Experimental study has been carried out for investigating fuel type, fuel blends, equivalence ratio, Reynolds number, inlet mixture temperature, and holes diameter of perforated plate affecting combustion process for turbulent prevaporized premixed air flames for different operating conditions. CO2, CO, H2, N2, C3H8, C2H6, C2H4, flame temperature, and gas flow velocity are measured along flame axis for different operating conditions. Gas chromatographic (GC) and CO/CO2 infrared gas analyzer are used for measuring different species. Temperature is measured using thermocouple technique. Gas flow velocity is measured using pitot tube technique.
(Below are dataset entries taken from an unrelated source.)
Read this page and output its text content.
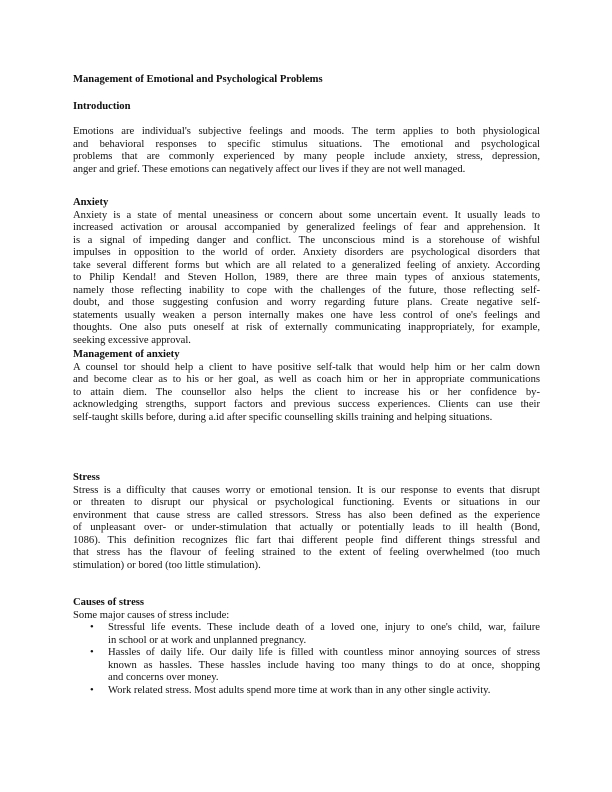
Management of Emotional and Psychological Problems
Introduction
Emotions are individual's subjective feelings and moods. The term applies to both physiological
and behavioral responses to specific stimulus situations. The emotional and psychological
problems that are commonly experienced by many people include anxiety, stress, depression,
anger and grief. These emotions can negatively affect our lives if they are not well managed.
Anxiety
Anxiety is a state of mental uneasiness or concern about some uncertain event. It usually leads to
increased activation or arousal accompanied by generalized feelings of fear and apprehension. It
is a signal of impeding danger and conflict. The unconscious mind is a storehouse of wishful
impulses in opposition to the world of order. Anxiety disorders are psychological disorders that
take several different forms but which are all related to a generalized feeling of anxiety. According
to Philip Kendal! and Steven Hollon, 1989, there are three main types of anxious statements,
namely those reflecting inability to cope with the challenges of the future, those reflecting self-
doubt, and those suggesting confusion and worry regarding future plans. Create negative self-
statements usually weaken a person internally makes one have less control of one's feelings and
thoughts. One also puts oneself at risk of externally communicating inappropriately, for example,
seeking excessive approval.
Management of anxiety
A counsel tor should help a client to have positive self-talk that would help him or her calm down
and become clear as to his or her goal, as well as coach him or her in appropriate communications
to attain diem. The counsellor also helps the client to increase his or her confidence by-
acknowledging strengths, support factors and previous success experiences. Clients can use their
self-taught skills before, during a.id after specific counselling skills training and helping situations.
Stress
Stress is a difficulty that causes worry or emotional tension. It is our response to events that disrupt
or threaten to disrupt our physical or psychological functioning. Events or situations in our
environment that cause stress are called stressors. Stress has also been defined as the experience
of unpleasant over- or under-stimulation that actually or potentially leads to ill health (Bond,
1086). This definition recognizes flic fart thai different people find different things stressful and
that stress has the flavour of feeling strained to the extent of feeling overwhelmed (too much
stimulation) or bored (too little stimulation).
Causes of stress
Some major causes of stress include:
• Stressful life events. These include death of a loved one, injury to one's child, war, failure
in school or at work and unplanned pregnancy.
• Hassles of daily life. Our daily life is filled with countless minor annoying sources of stress
known as hassles. These hassles include having too many things to do at once, shopping
and concerns over money.
• Work related stress. Most adults spend more time at work than in any other single activity.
The effect of kerosene percentage on concentration, flame temperature, and gas flow velocity is not linearly dependent. Correlations for adiabatic flame temperature for diesel and kerosene-air flames are obtained as function of mixture strength, fuel type, and inlet mixture temperature. Effect of equivalence ratio on combustion process for light diesel-air flame is greater than for kerosene-air flame. Flame temperature increases with increased Reynolds number for different operating conditions. Effect of Reynolds number on combustion process for light diesel flame is greater than for kerosene flame and also for rich flame is greater than for lean flame. The present work contributes to design and development of lean prevaporized premixed (LPP) gas turbine combustors.